Dia sengaja tidak menerapkan standar minimal yang terlalu besar karena akan membebani agen. ”Saya sudah mengalami beban standar minimal permintaan yang terlalu besar di bisnis MLM dan saya tidak ingin agen-agen merasakan kondisi serupa,” ujarnya.
Para agen pun pada akhirnya justru berulang kali mengajukan permintaan ulang. Permintaan jadi 2-3 kali lipat di atas standar minimal.
Dari ilmu yang didapatkan di MLM, Tri belajar untuk menghargai jaringan yang telah dibangunnya. Saat menerima permintaan langsung dari konsumen, dia pun selalu bertanya di mana lokasi pembeli dan berupaya menghubungi agen di kota itu untuk memenuhi permintaan. Jika kebetulan konsumen beralokasi di Magelang dan sekitarnya, dia pun menjualnya dengan harga eceran, sama seperti yang ditawarkan reseller ke konsumen.
KOMPAS/REGINA RUKMORINI
Tri Indaryany
Tri juga intens promosi dengan strategi bisnis daring. Salah satu upaya pemasaran yang dilakukannya adalah dengan personal branding atau dengan memublikasikan segala sesuatu menyangkut Rendang Padang Asli di status Whatsapp. Dia pun memperluas relasi dengan mengikuti lebih dari 10 komunitas terkait UMKM dan bisnis daring.
Pengembangan
Sejak lama, Tri memang terbiasa berdagang. Sebelum menekuni usaha rendang, dia sempat menjadi produsen susu kedelai. Usaha ini dia jalani bersama suami. Hampir setiap hari mereka memproduksi 400 bungkus susu kedelai.

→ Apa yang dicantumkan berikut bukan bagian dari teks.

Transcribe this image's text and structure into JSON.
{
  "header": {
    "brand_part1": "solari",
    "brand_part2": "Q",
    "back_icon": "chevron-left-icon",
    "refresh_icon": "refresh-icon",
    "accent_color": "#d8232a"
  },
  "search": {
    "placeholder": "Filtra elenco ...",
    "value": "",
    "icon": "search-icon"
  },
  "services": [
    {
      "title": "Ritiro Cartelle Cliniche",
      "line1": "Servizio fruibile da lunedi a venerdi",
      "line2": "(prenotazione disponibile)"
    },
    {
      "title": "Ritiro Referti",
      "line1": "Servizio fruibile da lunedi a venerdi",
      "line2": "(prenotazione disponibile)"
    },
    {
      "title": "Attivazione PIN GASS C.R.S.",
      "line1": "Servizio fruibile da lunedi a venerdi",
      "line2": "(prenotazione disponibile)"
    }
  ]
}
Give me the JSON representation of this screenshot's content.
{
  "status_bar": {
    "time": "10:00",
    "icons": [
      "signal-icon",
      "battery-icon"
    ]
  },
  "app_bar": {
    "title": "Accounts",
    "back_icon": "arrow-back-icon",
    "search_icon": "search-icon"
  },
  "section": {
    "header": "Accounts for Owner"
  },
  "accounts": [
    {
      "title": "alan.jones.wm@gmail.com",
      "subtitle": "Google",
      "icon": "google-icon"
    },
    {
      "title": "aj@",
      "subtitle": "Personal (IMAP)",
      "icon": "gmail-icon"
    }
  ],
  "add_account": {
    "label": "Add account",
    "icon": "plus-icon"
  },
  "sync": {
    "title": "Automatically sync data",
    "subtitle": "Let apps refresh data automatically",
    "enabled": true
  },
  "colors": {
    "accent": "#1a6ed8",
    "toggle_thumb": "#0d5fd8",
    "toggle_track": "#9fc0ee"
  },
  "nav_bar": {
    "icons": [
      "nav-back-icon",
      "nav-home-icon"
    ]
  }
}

Pada 2010, Tri menerjuni bisnis MLM. Seiring waktu, karena sudah terlalu banyak permintaan rendang, dia pun memutuskan berhenti dari MLM dan fokus pada usaha rendang tahun 2019.
Dia berkeinginan untuk terus mengembangkan usaha rendang. Saat ini, dia dan suami sudah membeli sebidang tanah dan berencana membangun rumah produksi rendang. Dengan pengembangan itu, dia menargetkan untuk mengembangkan variasi produknya.
”Saya berkeinginan memproduksi rendang variasi lain, seperti rendang paru atau rendang jengkol,” ujarnya.